The subsidy to Innovative Telephone is blessed by our local Public Services Commission. And Innovative vigorously defends the subsidy, claiming that without it our phone bills — get this — would double.
Actually, the subsidy reminds us of what "Fungi" used to shout in those television commercials, "When you play the V.I. Lottery, everybody wins!"
Innovative wins $25 million a year.
The PSC wins. It can claim that it's holding down telephone rates.
And, yes, the public also wins. Were it not for the subsidy, our phone bills would increase. But not double, despite Innovative's claim. If the FCC subsidy were to disappear and Innovative tried to double its rates, there would be public protests of hurricane proportions. Innovative telephone officials might have to flee to the mainland. Maybe to Florida. Would Prosser put them up?
Innovative Telephone is one of the companies operating under the leadership of Innovative Communications Corp. They're all owned by Prosser, and they rarely talk to the media or the public.

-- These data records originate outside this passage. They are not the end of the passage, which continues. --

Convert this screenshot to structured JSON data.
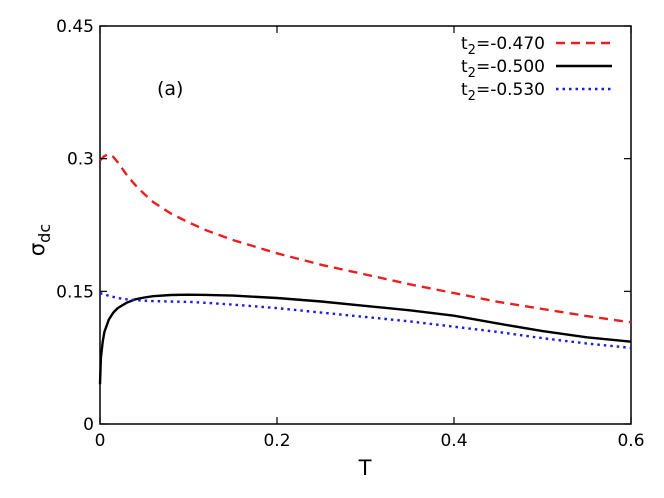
{
  "chart_data": {
    "type": "line",
    "panel_label": "(a)",
    "xlabel": "T",
    "ylabel": {
      "main": "σ",
      "sub": "dc"
    },
    "xlim": [
      0,
      0.6
    ],
    "ylim": [
      0,
      0.45
    ],
    "xticks": [
      0,
      0.2,
      0.4,
      0.6
    ],
    "xtick_labels": [
      "0",
      "0.2",
      "0.4",
      "0.6"
    ],
    "yticks": [
      0,
      0.15,
      0.3,
      0.45
    ],
    "ytick_labels": [
      "0",
      "0.15",
      "0.3",
      "0.45"
    ],
    "grid": false,
    "legend_position": "top-right",
    "series": [
      {
        "legend_main": "t",
        "legend_sub": "2",
        "legend_value": "=-0.470",
        "color": "#e8201f",
        "style": "dashed",
        "x": [
          0,
          0.005,
          0.01,
          0.015,
          0.02,
          0.03,
          0.04,
          0.05,
          0.06,
          0.08,
          0.1,
          0.12,
          0.15,
          0.2,
          0.25,
          0.3,
          0.35,
          0.4,
          0.45,
          0.5,
          0.55,
          0.6
        ],
        "y": [
          0.298,
          0.303,
          0.305,
          0.302,
          0.296,
          0.282,
          0.27,
          0.26,
          0.251,
          0.238,
          0.228,
          0.219,
          0.208,
          0.193,
          0.18,
          0.169,
          0.158,
          0.148,
          0.138,
          0.13,
          0.122,
          0.115
        ]
      },
      {
        "legend_main": "t",
        "legend_sub": "2",
        "legend_value": "=-0.500",
        "color": "#000000",
        "style": "solid",
        "x": [
          0,
          0.001,
          0.003,
          0.005,
          0.01,
          0.015,
          0.02,
          0.03,
          0.04,
          0.05,
          0.06,
          0.08,
          0.1,
          0.12,
          0.15,
          0.2,
          0.25,
          0.3,
          0.35,
          0.4,
          0.45,
          0.5,
          0.55,
          0.6
        ],
        "y": [
          0.045,
          0.075,
          0.093,
          0.104,
          0.118,
          0.126,
          0.131,
          0.137,
          0.141,
          0.143,
          0.1445,
          0.1458,
          0.1462,
          0.146,
          0.1452,
          0.1425,
          0.1385,
          0.1335,
          0.1285,
          0.1225,
          0.1135,
          0.105,
          0.098,
          0.093
        ]
      },
      {
        "legend_main": "t",
        "legend_sub": "2",
        "legend_value": "=-0.530",
        "color": "#1a1ae0",
        "style": "dotted",
        "x": [
          0,
          0.01,
          0.02,
          0.03,
          0.04,
          0.05,
          0.06,
          0.08,
          0.1,
          0.12,
          0.15,
          0.2,
          0.25,
          0.3,
          0.35,
          0.4,
          0.45,
          0.5,
          0.55,
          0.6
        ],
        "y": [
          0.148,
          0.145,
          0.1425,
          0.141,
          0.14,
          0.1395,
          0.139,
          0.1385,
          0.138,
          0.137,
          0.135,
          0.131,
          0.126,
          0.121,
          0.116,
          0.11,
          0.104,
          0.097,
          0.091,
          0.086
        ]
      }
    ]
  }
}
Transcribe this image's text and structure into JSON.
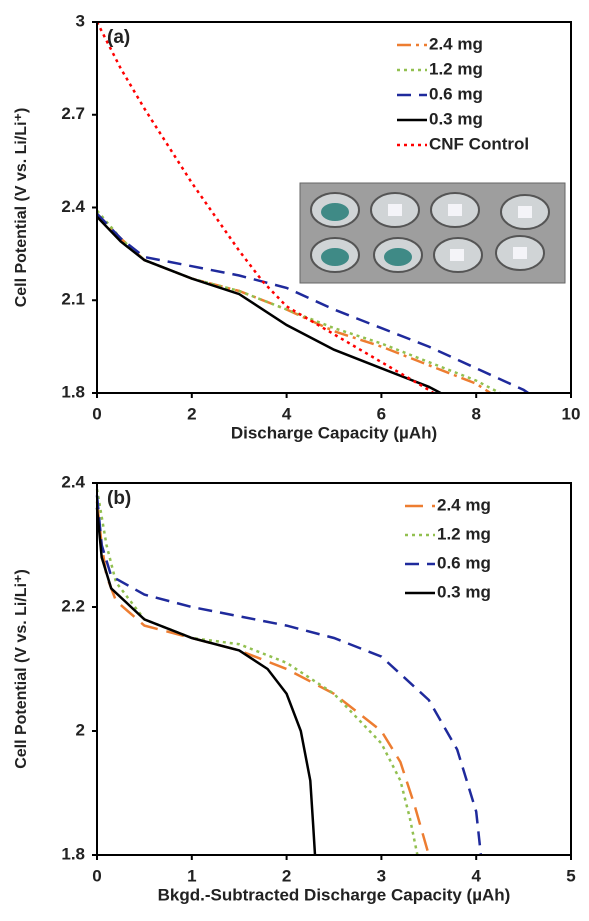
{
  "chart_data": [
    {
      "type": "line",
      "label": "(a)",
      "xlabel": "Discharge Capacity (µAh)",
      "ylabel": "Cell Potential (V vs. Li/Li⁺)",
      "xlim": [
        0,
        10
      ],
      "xticks": [
        0,
        2,
        4,
        6,
        8,
        10
      ],
      "ylim": [
        1.8,
        3
      ],
      "yticks": [
        3,
        2.7,
        2.4,
        2.1,
        1.8
      ],
      "legend": "upper right",
      "series": [
        {
          "name": "2.4 mg",
          "color": "#ed7d31",
          "style": "dashdot",
          "x": [
            0,
            0.5,
            1,
            2,
            3,
            4,
            5,
            6,
            7,
            8,
            8.3
          ],
          "values": [
            2.38,
            2.3,
            2.23,
            2.17,
            2.13,
            2.07,
            2.0,
            1.95,
            1.89,
            1.83,
            1.8
          ]
        },
        {
          "name": "1.2 mg",
          "color": "#92c050",
          "style": "dotted",
          "x": [
            0,
            0.5,
            1,
            2,
            3,
            4,
            5,
            6,
            7,
            8,
            8.5
          ],
          "values": [
            2.39,
            2.3,
            2.23,
            2.17,
            2.13,
            2.07,
            2.01,
            1.96,
            1.9,
            1.84,
            1.8
          ]
        },
        {
          "name": "0.6 mg",
          "color": "#1f2a9c",
          "style": "dashed",
          "x": [
            0,
            0.5,
            1,
            2,
            3,
            4,
            5,
            6,
            7,
            8,
            9,
            9.1
          ],
          "values": [
            2.38,
            2.3,
            2.24,
            2.21,
            2.18,
            2.14,
            2.07,
            2.01,
            1.95,
            1.88,
            1.81,
            1.8
          ]
        },
        {
          "name": "0.3 mg",
          "color": "#000000",
          "style": "solid",
          "x": [
            0,
            0.5,
            1,
            2,
            3,
            4,
            5,
            6,
            7,
            7.25
          ],
          "values": [
            2.37,
            2.29,
            2.23,
            2.17,
            2.12,
            2.02,
            1.94,
            1.88,
            1.82,
            1.8
          ]
        },
        {
          "name": "CNF Control",
          "color": "#ff0000",
          "style": "dotted",
          "x": [
            0,
            0.5,
            1,
            1.5,
            2,
            2.5,
            3,
            3.5,
            4,
            5,
            6,
            7,
            7.1
          ],
          "values": [
            3.0,
            2.85,
            2.72,
            2.6,
            2.48,
            2.37,
            2.26,
            2.16,
            2.08,
            1.99,
            1.9,
            1.81,
            1.8
          ]
        }
      ]
    },
    {
      "type": "line",
      "label": "(b)",
      "xlabel": "Bkgd.-Subtracted Discharge Capacity (µAh)",
      "ylabel": "Cell Potential (V vs. Li/Li⁺)",
      "xlim": [
        0,
        5
      ],
      "xticks": [
        0,
        1,
        2,
        3,
        4,
        5
      ],
      "ylim": [
        1.8,
        2.4
      ],
      "yticks": [
        2.4,
        2.2,
        2,
        1.8
      ],
      "legend": "upper right",
      "series": [
        {
          "name": "2.4 mg",
          "color": "#ed7d31",
          "style": "longdash",
          "x": [
            0,
            0.05,
            0.1,
            0.2,
            0.5,
            1,
            1.5,
            2,
            2.5,
            3,
            3.2,
            3.35,
            3.5
          ],
          "values": [
            2.37,
            2.3,
            2.25,
            2.21,
            2.17,
            2.15,
            2.13,
            2.1,
            2.06,
            2.0,
            1.95,
            1.88,
            1.8
          ]
        },
        {
          "name": "1.2 mg",
          "color": "#92c050",
          "style": "dotted",
          "x": [
            0,
            0.1,
            0.2,
            0.5,
            1,
            1.5,
            2,
            2.5,
            3,
            3.2,
            3.3,
            3.38
          ],
          "values": [
            2.39,
            2.3,
            2.24,
            2.18,
            2.15,
            2.14,
            2.11,
            2.06,
            1.98,
            1.92,
            1.86,
            1.8
          ]
        },
        {
          "name": "0.6 mg",
          "color": "#1f2a9c",
          "style": "dashed",
          "x": [
            0,
            0.05,
            0.15,
            0.5,
            1,
            2,
            2.5,
            3,
            3.5,
            3.8,
            4,
            4.05
          ],
          "values": [
            2.38,
            2.3,
            2.25,
            2.22,
            2.2,
            2.17,
            2.15,
            2.12,
            2.05,
            1.97,
            1.87,
            1.8
          ]
        },
        {
          "name": "0.3 mg",
          "color": "#000000",
          "style": "solid",
          "x": [
            0,
            0.05,
            0.15,
            0.5,
            1,
            1.5,
            1.8,
            2,
            2.15,
            2.25,
            2.28,
            2.3
          ],
          "values": [
            2.36,
            2.28,
            2.23,
            2.18,
            2.15,
            2.13,
            2.1,
            2.06,
            2.0,
            1.92,
            1.85,
            1.8
          ]
        }
      ]
    }
  ]
}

We've sometimes wondered if Prosser ate Mars candy bars as a kid. Mars was the most private company in American corporate history. Operating out of a headquarters near Washington, D.C., Mars never said anything to anyone at any time.
Anyway, Innovative Communications late last week broke its corporate silence by releasing to the press a letter sent to Gov. Charles W. Turnbull.
The three-page letter was a mixture of whiny self pity, public scolding of the governor and his government, and a plethora of grammatical lapses usually not associated with corporations at the top of their game.
About the grammatical errors, we will say only that they must have produced grimaces among the copyeditors of The Virgin Islands Daily News, one of the companies that reports to ICC.
The letter asked Turnbull to relieve Innovative Telephone of the responsibility for collecting the $1-a-month surcharge for emergency services from telephone subscribers.
"This company has been subjected to attacks, misrepresentations and outright lies regarding the role we play as merely a conduit to collect these monies for the government," wrote Holland L. Redfield II, ICC's vice president for corporate affairs.
"Let me add that this is the very environment that leads to the perception that government is anti-business," Redfield, a former senator, admonished Turnbull.
Redfield implies that Turnbull's government isn't being nice to Innovative. Not true. Turnbull's PSC had to be ordered by the Legislature to undertake an investigation of Innovative Telephone's rate structure. Now, reluctantly, slowly, the members of our Public Services Commission are under way with the investigation.
If they want to perform a real public service, they should demand to know what Innovative Telephone did with the $600 million in loans.
And then tell all of us.

Editor's note: Frank J. Jordan is a radio commentator in the Virgin Islands and a former UVI journalism professor.